UK High Court reaffirms Artificial Intelligence cannot be inventor

The UK High Court has held that inventorship under the Patents Act must be a natural person, rejecting efforts to name the Artificial Intelligence system DABUS as inventor and upholding the UKIPO’s refusals.

On 5 September 2025 the UK High Court rejected the latest attempt to secure UK patent rights for an invention said to have been generated by the Artificial Intelligence system DABUS. The court confirmed that inventorship under the Patents Act requires a natural person to be named and that an Artificial Intelligence system cannot be listed as inventor. The decision continues Dr Stephen Thaler’s long-running campaign to have DABUS recognised as an inventor and follows the Supreme Court’s 2023 judgment, which similarly held that DABUS is not an inventor because it is not a natural person.

The judgment addresses two related UK patent filings: a parent application filed as the UK national phase of an international application that named DABUS as inventor, and a subsequent divisional application. The UKIPO required a Form 7 statement of inventorship by 2 October 2021. Instead of naming a human inventor, Dr Thaler relied on inventorship information in the international phase and later filed an auxiliary request asserting no person was an inventor and invoking entitlement under Section 7(2)(b) of the Patents Act. The UKIPO found the inventorship information noncompliant and treated the parent as terminated on 25 May 2022 for failure to provide a compliant Form 7 within the statutory period.

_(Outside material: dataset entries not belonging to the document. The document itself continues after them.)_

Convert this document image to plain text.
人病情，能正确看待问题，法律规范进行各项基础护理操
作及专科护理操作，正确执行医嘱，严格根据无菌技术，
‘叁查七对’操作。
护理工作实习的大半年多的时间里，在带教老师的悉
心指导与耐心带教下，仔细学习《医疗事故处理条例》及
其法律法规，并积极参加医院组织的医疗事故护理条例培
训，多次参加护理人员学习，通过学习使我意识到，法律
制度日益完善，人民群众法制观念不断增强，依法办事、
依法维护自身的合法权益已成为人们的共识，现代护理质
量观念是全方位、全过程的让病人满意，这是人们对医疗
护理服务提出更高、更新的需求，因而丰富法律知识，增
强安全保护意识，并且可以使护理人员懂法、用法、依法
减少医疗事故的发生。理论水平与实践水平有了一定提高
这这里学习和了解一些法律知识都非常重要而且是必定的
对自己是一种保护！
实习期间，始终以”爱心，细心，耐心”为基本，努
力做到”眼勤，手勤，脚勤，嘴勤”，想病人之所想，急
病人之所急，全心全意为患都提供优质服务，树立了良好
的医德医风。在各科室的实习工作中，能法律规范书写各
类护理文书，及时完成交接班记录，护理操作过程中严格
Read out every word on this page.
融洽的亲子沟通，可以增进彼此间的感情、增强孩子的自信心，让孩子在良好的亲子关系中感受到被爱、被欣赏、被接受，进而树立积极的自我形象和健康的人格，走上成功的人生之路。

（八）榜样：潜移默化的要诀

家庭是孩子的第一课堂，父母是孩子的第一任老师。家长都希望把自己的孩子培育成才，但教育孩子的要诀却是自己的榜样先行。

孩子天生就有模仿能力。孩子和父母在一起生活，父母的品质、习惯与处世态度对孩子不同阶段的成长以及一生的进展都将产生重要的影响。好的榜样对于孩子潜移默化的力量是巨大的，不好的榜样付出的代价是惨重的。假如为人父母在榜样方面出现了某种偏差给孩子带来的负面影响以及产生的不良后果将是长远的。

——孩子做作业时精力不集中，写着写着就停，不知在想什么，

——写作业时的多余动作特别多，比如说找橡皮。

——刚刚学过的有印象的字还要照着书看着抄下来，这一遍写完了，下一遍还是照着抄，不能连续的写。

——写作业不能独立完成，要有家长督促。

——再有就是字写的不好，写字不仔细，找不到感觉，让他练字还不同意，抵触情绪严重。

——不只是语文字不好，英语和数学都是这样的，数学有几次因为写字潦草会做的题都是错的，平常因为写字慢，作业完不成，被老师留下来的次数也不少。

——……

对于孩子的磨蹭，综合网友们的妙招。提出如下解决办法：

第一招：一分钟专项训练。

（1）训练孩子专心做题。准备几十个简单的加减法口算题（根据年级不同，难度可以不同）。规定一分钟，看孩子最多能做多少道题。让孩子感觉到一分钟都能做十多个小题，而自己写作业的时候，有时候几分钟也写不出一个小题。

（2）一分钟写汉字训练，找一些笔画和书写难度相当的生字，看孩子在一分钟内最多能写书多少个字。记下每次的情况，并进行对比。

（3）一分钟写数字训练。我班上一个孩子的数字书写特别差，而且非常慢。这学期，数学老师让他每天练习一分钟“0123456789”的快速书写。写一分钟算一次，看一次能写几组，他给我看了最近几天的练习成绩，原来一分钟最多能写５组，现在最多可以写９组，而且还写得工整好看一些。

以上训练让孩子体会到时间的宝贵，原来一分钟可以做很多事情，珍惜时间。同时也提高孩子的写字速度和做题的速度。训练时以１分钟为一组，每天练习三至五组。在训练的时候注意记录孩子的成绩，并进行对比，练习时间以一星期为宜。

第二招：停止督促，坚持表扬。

Dr Thaler filed a divisional application before the parent’s termination was recorded but maintained that no human inventor existed. Subsequent filings sought to claim entitlement as a successor in title under Section 7(2)(c) and, after the Supreme Court decision, to name Dr Thaler as inventor. The UKIPO rejected these changes as inconsistent with prior positions and because the divisional could not validly claim divisional status once the parent was deemed withdrawn. The High Court upheld the UKIPO on appeal, finding the parent deemed withdrawn, the divisional filed out of time and losing divisional status, and that Dr Thaler could not replace DABUS with a named human inventor after asserting no human inventor existed. The judgment also noted that consideration might be given to requiring identification of Artificial Intelligence-generated inventions, as some other offices have done.